Our Outdoors: Not a Wrap
By Nick Simonson
With a hit like a freight train, my rod doubled over on the lift of the firetiger Jigging Rapala and the walleye that showed up as an arc on the screen of the sonar a second before was suddenly a real-life connection at the other end. While the fifteen-inch fish wasn’t all that big, he certainly behaved like a contender with the hard take and some decent combat for a walleye his size. I smiled as I released him back into the water – still warm for the mid-September morning at just a hair under 70 degrees on the surface – and thought of how we had plied the same waters in the same space at the beginning of the openwater season, when things weren’t so warm.

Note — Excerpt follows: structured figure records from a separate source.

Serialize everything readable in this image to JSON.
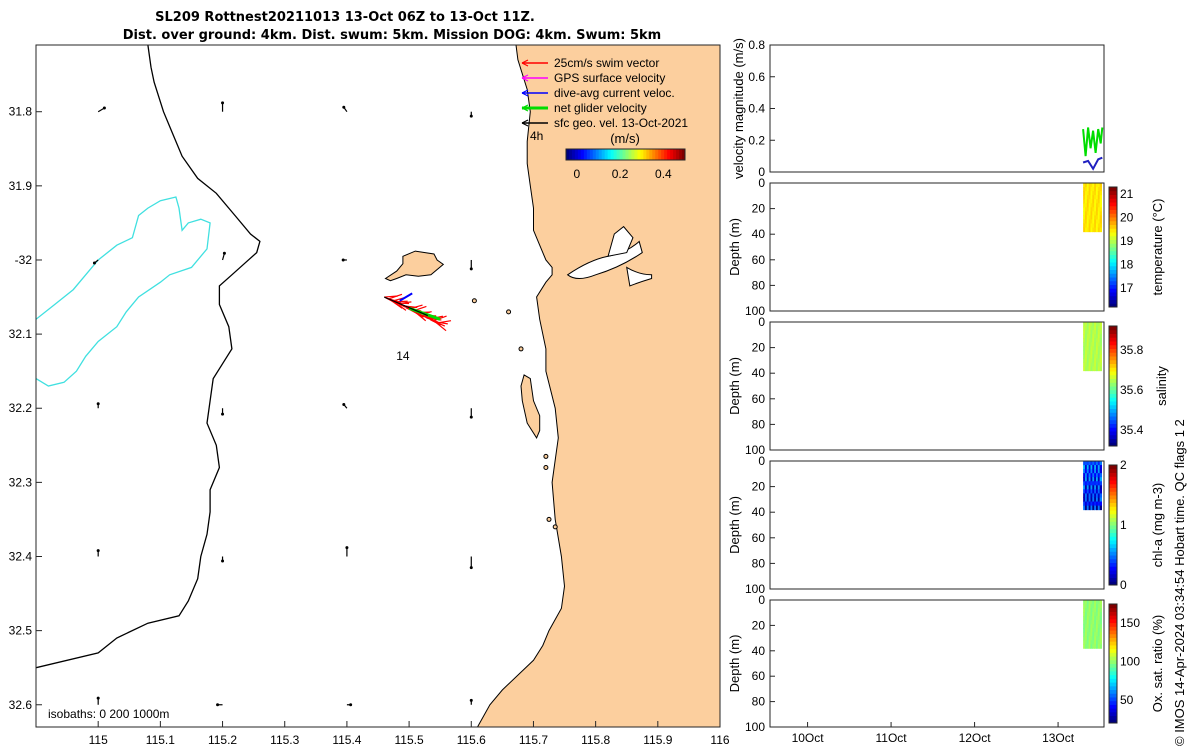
{
  "title": {
    "line1": "SL209 Rottnest20211013 13-Oct 06Z to 13-Oct 11Z.",
    "line2": "Dist. over ground: 4km. Dist. swum: 5km. Mission DOG: 4km. Swum: 5km"
  },
  "footer": "© IMOS 14-Apr-2024 03:34:54 Hobart time. QC flags 1  2",
  "colors": {
    "land": "#fccf9e",
    "coast": "#000000",
    "isobath_0": "#000000",
    "isobath_200": "#40e0e0",
    "swim_vector": "#ff0000",
    "gps_velocity": "#ff00ff",
    "dive_avg_current": "#0000ff",
    "net_glider": "#00dd00",
    "sfc_geo": "#000000",
    "track": "#ff0000"
  },
  "chart_data": [
    {
      "id": "map",
      "type": "scatter",
      "xlim": [
        114.9,
        116.0
      ],
      "ylim": [
        -32.63,
        -31.71
      ],
      "xticks": [
        115,
        115.1,
        115.2,
        115.3,
        115.4,
        115.5,
        115.6,
        115.7,
        115.8,
        115.9,
        116
      ],
      "xtick_labels": [
        "115",
        "115.1",
        "115.2",
        "115.3",
        "115.4",
        "115.5",
        "115.6",
        "115.7",
        "115.8",
        "115.9",
        "116"
      ],
      "yticks": [
        -31.8,
        -31.9,
        -32,
        -32.1,
        -32.2,
        -32.3,
        -32.4,
        -32.5,
        -32.6
      ],
      "ytick_labels": [
        "31.8",
        "31.9",
        "-32",
        "32.1",
        "32.2",
        "32.3",
        "32.4",
        "32.5",
        "32.6"
      ],
      "legend": {
        "placement": "top-right",
        "entries": [
          "25cm/s swim vector",
          "GPS surface velocity",
          "dive-avg current veloc.",
          "net glider velocity",
          "sfc geo. vel. 13-Oct-2021"
        ],
        "time_marker": "4h"
      },
      "colorbar": {
        "label": "(m/s)",
        "ticks": [
          0,
          0.2,
          0.4
        ],
        "tick_labels": [
          "0",
          "0.2",
          "0.4"
        ],
        "range": [
          -0.05,
          0.5
        ]
      },
      "isobaths_label": "isobaths: 0   200  1000m",
      "track_label": "14",
      "coastline": [
        [
          115.672,
          -31.71
        ],
        [
          115.675,
          -31.73
        ],
        [
          115.69,
          -31.77
        ],
        [
          115.695,
          -31.8
        ],
        [
          115.69,
          -31.84
        ],
        [
          115.69,
          -31.87
        ],
        [
          115.695,
          -31.9
        ],
        [
          115.7,
          -31.93
        ],
        [
          115.7,
          -31.96
        ],
        [
          115.71,
          -31.98
        ],
        [
          115.72,
          -32.0
        ],
        [
          115.73,
          -32.01
        ],
        [
          115.73,
          -32.02
        ],
        [
          115.72,
          -32.03
        ],
        [
          115.705,
          -32.05
        ],
        [
          115.71,
          -32.08
        ],
        [
          115.72,
          -32.12
        ],
        [
          115.72,
          -32.15
        ],
        [
          115.735,
          -32.2
        ],
        [
          115.74,
          -32.24
        ],
        [
          115.735,
          -32.27
        ],
        [
          115.73,
          -32.3
        ],
        [
          115.735,
          -32.35
        ],
        [
          115.745,
          -32.4
        ],
        [
          115.75,
          -32.44
        ],
        [
          115.745,
          -32.47
        ],
        [
          115.725,
          -32.5
        ],
        [
          115.715,
          -32.52
        ],
        [
          115.7,
          -32.54
        ],
        [
          115.675,
          -32.56
        ],
        [
          115.65,
          -32.58
        ],
        [
          115.63,
          -32.6
        ],
        [
          115.61,
          -32.63
        ]
      ],
      "rottnest": [
        [
          115.462,
          -32.025
        ],
        [
          115.48,
          -32.015
        ],
        [
          115.49,
          -32.005
        ],
        [
          115.49,
          -31.995
        ],
        [
          115.51,
          -31.988
        ],
        [
          115.54,
          -31.992
        ],
        [
          115.545,
          -32.0
        ],
        [
          115.555,
          -32.006
        ],
        [
          115.535,
          -32.02
        ],
        [
          115.515,
          -32.022
        ],
        [
          115.495,
          -32.02
        ],
        [
          115.48,
          -32.025
        ],
        [
          115.47,
          -32.028
        ]
      ],
      "garden_island": [
        [
          115.685,
          -32.155
        ],
        [
          115.695,
          -32.16
        ],
        [
          115.7,
          -32.19
        ],
        [
          115.71,
          -32.21
        ],
        [
          115.71,
          -32.23
        ],
        [
          115.705,
          -32.24
        ],
        [
          115.69,
          -32.22
        ],
        [
          115.682,
          -32.19
        ],
        [
          115.68,
          -32.17
        ]
      ],
      "iso0": [
        [
          115.08,
          -31.71
        ],
        [
          115.085,
          -31.74
        ],
        [
          115.09,
          -31.76
        ],
        [
          115.105,
          -31.8
        ],
        [
          115.12,
          -31.83
        ],
        [
          115.135,
          -31.86
        ],
        [
          115.16,
          -31.89
        ],
        [
          115.19,
          -31.91
        ],
        [
          115.22,
          -31.94
        ],
        [
          115.245,
          -31.965
        ],
        [
          115.26,
          -31.975
        ],
        [
          115.255,
          -31.99
        ],
        [
          115.235,
          -32.005
        ],
        [
          115.215,
          -32.02
        ],
        [
          115.195,
          -32.035
        ],
        [
          115.195,
          -32.06
        ],
        [
          115.21,
          -32.09
        ],
        [
          115.215,
          -32.12
        ],
        [
          115.2,
          -32.14
        ],
        [
          115.185,
          -32.16
        ],
        [
          115.18,
          -32.19
        ],
        [
          115.175,
          -32.22
        ],
        [
          115.19,
          -32.25
        ],
        [
          115.195,
          -32.28
        ],
        [
          115.18,
          -32.31
        ],
        [
          115.18,
          -32.34
        ],
        [
          115.175,
          -32.37
        ],
        [
          115.165,
          -32.4
        ],
        [
          115.16,
          -32.43
        ],
        [
          115.145,
          -32.46
        ],
        [
          115.13,
          -32.48
        ],
        [
          115.08,
          -32.49
        ],
        [
          115.03,
          -32.51
        ],
        [
          115.0,
          -32.53
        ],
        [
          114.9,
          -32.55
        ]
      ],
      "iso200": [
        [
          114.9,
          -32.08
        ],
        [
          114.93,
          -32.06
        ],
        [
          114.96,
          -32.04
        ],
        [
          114.98,
          -32.02
        ],
        [
          115.0,
          -32.0
        ],
        [
          115.03,
          -31.98
        ],
        [
          115.055,
          -31.97
        ],
        [
          115.065,
          -31.94
        ],
        [
          115.08,
          -31.93
        ],
        [
          115.1,
          -31.92
        ],
        [
          115.125,
          -31.915
        ],
        [
          115.13,
          -31.93
        ],
        [
          115.135,
          -31.96
        ],
        [
          115.145,
          -31.95
        ],
        [
          115.165,
          -31.945
        ],
        [
          115.18,
          -31.95
        ],
        [
          115.175,
          -31.985
        ],
        [
          115.15,
          -32.01
        ],
        [
          115.115,
          -32.02
        ],
        [
          115.1,
          -32.03
        ],
        [
          115.065,
          -32.05
        ],
        [
          115.045,
          -32.07
        ],
        [
          115.03,
          -32.09
        ],
        [
          115.0,
          -32.11
        ],
        [
          114.98,
          -32.13
        ],
        [
          114.965,
          -32.15
        ],
        [
          114.945,
          -32.165
        ],
        [
          114.92,
          -32.17
        ],
        [
          114.9,
          -32.16
        ]
      ],
      "current_arrows": [
        [
          115.0,
          -31.8,
          0.01,
          0.005
        ],
        [
          115.2,
          -31.8,
          0.0,
          0.012
        ],
        [
          115.4,
          -31.8,
          -0.005,
          0.006
        ],
        [
          115.6,
          -31.8,
          0.0,
          -0.006
        ],
        [
          115.0,
          -32.0,
          -0.006,
          -0.004
        ],
        [
          115.2,
          -32.0,
          0.003,
          0.009
        ],
        [
          115.4,
          -32.0,
          -0.006,
          0.0
        ],
        [
          115.6,
          -32.0,
          0.0,
          -0.012
        ],
        [
          115.2,
          -32.2,
          0.0,
          -0.008
        ],
        [
          115.4,
          -32.2,
          -0.005,
          0.005
        ],
        [
          115.6,
          -32.2,
          0.0,
          -0.012
        ],
        [
          115.0,
          -32.2,
          0.0,
          0.006
        ],
        [
          115.0,
          -32.4,
          0.0,
          0.008
        ],
        [
          115.2,
          -32.4,
          0.0,
          -0.006
        ],
        [
          115.4,
          -32.4,
          0.0,
          0.012
        ],
        [
          115.6,
          -32.4,
          0.0,
          -0.015
        ],
        [
          115.4,
          -32.6,
          0.006,
          0.0
        ],
        [
          115.2,
          -32.6,
          -0.008,
          0.0
        ],
        [
          115.0,
          -32.6,
          0.0,
          0.009
        ],
        [
          115.6,
          -32.6,
          0.0,
          0.006
        ]
      ],
      "track": [
        [
          115.46,
          -32.05
        ],
        [
          115.49,
          -32.065
        ],
        [
          115.52,
          -32.075
        ],
        [
          115.545,
          -32.085
        ]
      ],
      "net_glider_vector": [
        [
          115.5,
          -32.065
        ],
        [
          115.55,
          -32.08
        ]
      ],
      "dive_avg_vector": [
        [
          115.485,
          -32.055
        ],
        [
          115.505,
          -32.045
        ]
      ]
    },
    {
      "id": "velocity",
      "type": "line",
      "ylabel": "velocity magnitude (m/s)",
      "ylim": [
        0,
        0.8
      ],
      "yticks": [
        0,
        0.2,
        0.4,
        0.6,
        0.8
      ],
      "ytick_labels": [
        "0",
        "0.2",
        "0.4",
        "0.6",
        "0.8"
      ],
      "xlim_days": [
        9.55,
        13.55
      ],
      "series": [
        {
          "color": "#00dd00",
          "x": [
            13.3,
            13.33,
            13.36,
            13.39,
            13.42,
            13.45,
            13.48,
            13.51,
            13.53
          ],
          "y": [
            0.27,
            0.1,
            0.28,
            0.15,
            0.26,
            0.12,
            0.27,
            0.18,
            0.28
          ]
        },
        {
          "color": "#2020c0",
          "x": [
            13.3,
            13.36,
            13.42,
            13.48,
            13.53
          ],
          "y": [
            0.06,
            0.07,
            0.02,
            0.08,
            0.09
          ]
        }
      ]
    },
    {
      "id": "temperature",
      "type": "scatter",
      "ylabel": "Depth (m)",
      "cbar_label": "temperature (°C)",
      "cbar_ticks": [
        17,
        18,
        19,
        20,
        21
      ],
      "cbar_range": [
        16.2,
        21.3
      ],
      "ylim": [
        0,
        100
      ],
      "yticks": [
        0,
        20,
        40,
        60,
        80,
        100
      ],
      "depth_range": [
        0,
        38
      ],
      "value": 19.5
    },
    {
      "id": "salinity",
      "type": "scatter",
      "ylabel": "Depth (m)",
      "cbar_label": "salinity",
      "cbar_ticks": [
        35.4,
        35.6,
        35.8
      ],
      "cbar_range": [
        35.32,
        35.92
      ],
      "ylim": [
        0,
        100
      ],
      "yticks": [
        0,
        20,
        40,
        60,
        80,
        100
      ],
      "depth_range": [
        0,
        38
      ],
      "value": 35.65
    },
    {
      "id": "chla",
      "type": "scatter",
      "ylabel": "Depth (m)",
      "cbar_label": "chl-a (mg m-3)",
      "cbar_ticks": [
        0,
        1,
        2
      ],
      "cbar_range": [
        0,
        2
      ],
      "ylim": [
        0,
        100
      ],
      "yticks": [
        0,
        20,
        40,
        60,
        80,
        100
      ],
      "depth_range": [
        0,
        38
      ],
      "value": 0.4
    },
    {
      "id": "oxygen",
      "type": "scatter",
      "ylabel": "Depth (m)",
      "cbar_label": "Ox. sat. ratio (%)",
      "cbar_ticks": [
        50,
        100,
        150
      ],
      "cbar_range": [
        20,
        175
      ],
      "ylim": [
        0,
        100
      ],
      "yticks": [
        0,
        20,
        40,
        60,
        80,
        100
      ],
      "depth_range": [
        0,
        38
      ],
      "value": 100
    }
  ],
  "time_axis": {
    "tick_days": [
      10,
      11,
      12,
      13
    ],
    "tick_labels": [
      "10Oct",
      "11Oct",
      "12Oct",
      "13Oct"
    ]
  }
}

The quick outing was a nice bookend to another summer of ups and downs, challenges and diversions, sunrises and sunsets, and a menagerie of memories on the water chasing after my various favorite species. At this point in the year, however, I am quick to close the chapter and think of the ones just opened and those to come in the next few days as my focus shifts to hunting. But the more I think about it, the more I realize that some of the best angling of the year, and the best I’ve had in my life, comes in the next few weeks on the calendar.
Now into October, smallmouth bass feed heavily and aggressively and on those just-right autumn afternoons it’s possible to get on a bronzeback frenzy where they take just about any bait offered. From fast moving spinnerbaits and jerkbaits to follow-ups with soft plastic creatures and tubes, it’s not unusual to find them staging for their winter stasis, filling up on whatever happens to be edible in the area.

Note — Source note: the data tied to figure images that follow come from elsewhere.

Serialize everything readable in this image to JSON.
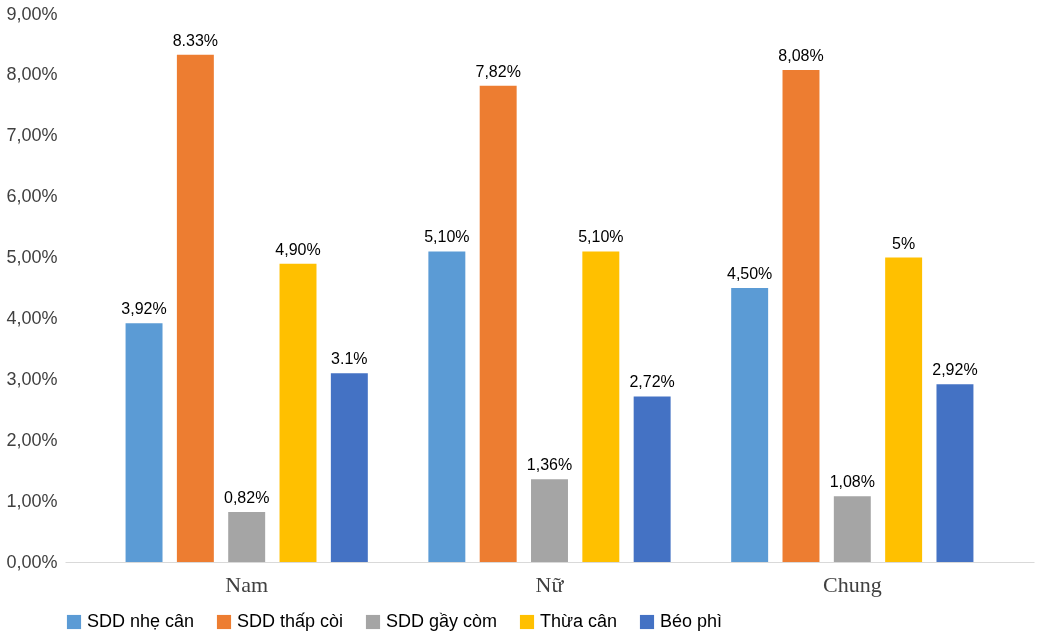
{
  "chart_data": {
    "type": "bar",
    "categories": [
      "Nam",
      "Nữ",
      "Chung"
    ],
    "series": [
      {
        "name": "SDD nhẹ cân",
        "color": "#5b9bd5",
        "values": [
          3.92,
          5.1,
          4.5
        ],
        "value_labels": [
          "3,92%",
          "5,10%",
          "4,50%"
        ]
      },
      {
        "name": "SDD thấp còi",
        "color": "#ed7d31",
        "values": [
          8.33,
          7.82,
          8.08
        ],
        "value_labels": [
          "8.33%",
          "7,82%",
          "8,08%"
        ]
      },
      {
        "name": "SDD gầy còm",
        "color": "#a5a5a5",
        "values": [
          0.82,
          1.36,
          1.08
        ],
        "value_labels": [
          "0,82%",
          "1,36%",
          "1,08%"
        ]
      },
      {
        "name": "Thừa cân",
        "color": "#ffc000",
        "values": [
          4.9,
          5.1,
          5.0
        ],
        "value_labels": [
          "4,90%",
          "5,10%",
          "5%"
        ]
      },
      {
        "name": "Béo phì",
        "color": "#4472c4",
        "values": [
          3.1,
          2.72,
          2.92
        ],
        "value_labels": [
          "3.1%",
          "2,72%",
          "2,92%"
        ]
      }
    ],
    "ylim": [
      0,
      9
    ],
    "yticks": [
      {
        "value": 0,
        "label": "0,00%"
      },
      {
        "value": 1,
        "label": "1,00%"
      },
      {
        "value": 2,
        "label": "2,00%"
      },
      {
        "value": 3,
        "label": "3,00%"
      },
      {
        "value": 4,
        "label": "4,00%"
      },
      {
        "value": 5,
        "label": "5,00%"
      },
      {
        "value": 6,
        "label": "6,00%"
      },
      {
        "value": 7,
        "label": "7,00%"
      },
      {
        "value": 8,
        "label": "8,00%"
      },
      {
        "value": 9,
        "label": "9,00%"
      }
    ],
    "grid": false,
    "legend": "bottom"
  }
}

Walleyes too will have the feedbag on, and bigger baits such as larger plastic swimbaits, Husky Jerks, or similarly large-profiled minnow imitators, especially around the full moon, will catch their super sensitive eyes. From schools of hungry eaters all the way up into those trophy-caliber fish, fall can produce some of the most exciting walleye fishing of the year, right until ice up.
With the onset of autumn, muskies too will become more aggressive as the water cools, the pressure on lakes from both anglers and recreational boats subsides, and the urge to consume all they can for the coming lean months kicks in. Anglers floating large suckers and varying their casted baits can key in on what weather-driven mood the fish are in each day and just how hungry they are as the season takes hold across the region until the first fingers of ice sneak out across the surface of those well-known muskie lakes.
Finally, stocked trout make their return in earnest from the depths of those deeper bodies of water where they’re able to survive the heat of summer. Hungry and much more comfortable in their cooling climes, rainbows, browns, and other species of trout stashed in the various lakes and deeper reservoirs of the region provide a unique autumn experience and aggressively pursue cast spinners, spoons and jigs on standard tackle and larger streamers launched at them with the fly rod. They’re often significantly bigger and stronger than they were when they came out of the truck last spring, providing an added element of attraction in fall.
Summer may be wrapping up with the start of football, the approach of the equinox and school just beginning, but the excitement of the open water season doesn’t have to end. While it’s hard not to turn one’s gaze to the shotgun safe or the bow case when considering what to do next with the changing of the season, it’s important not to forget about those fishing rods either and some of the best opportunities that come at the end of the line this time of year…in our outdoors.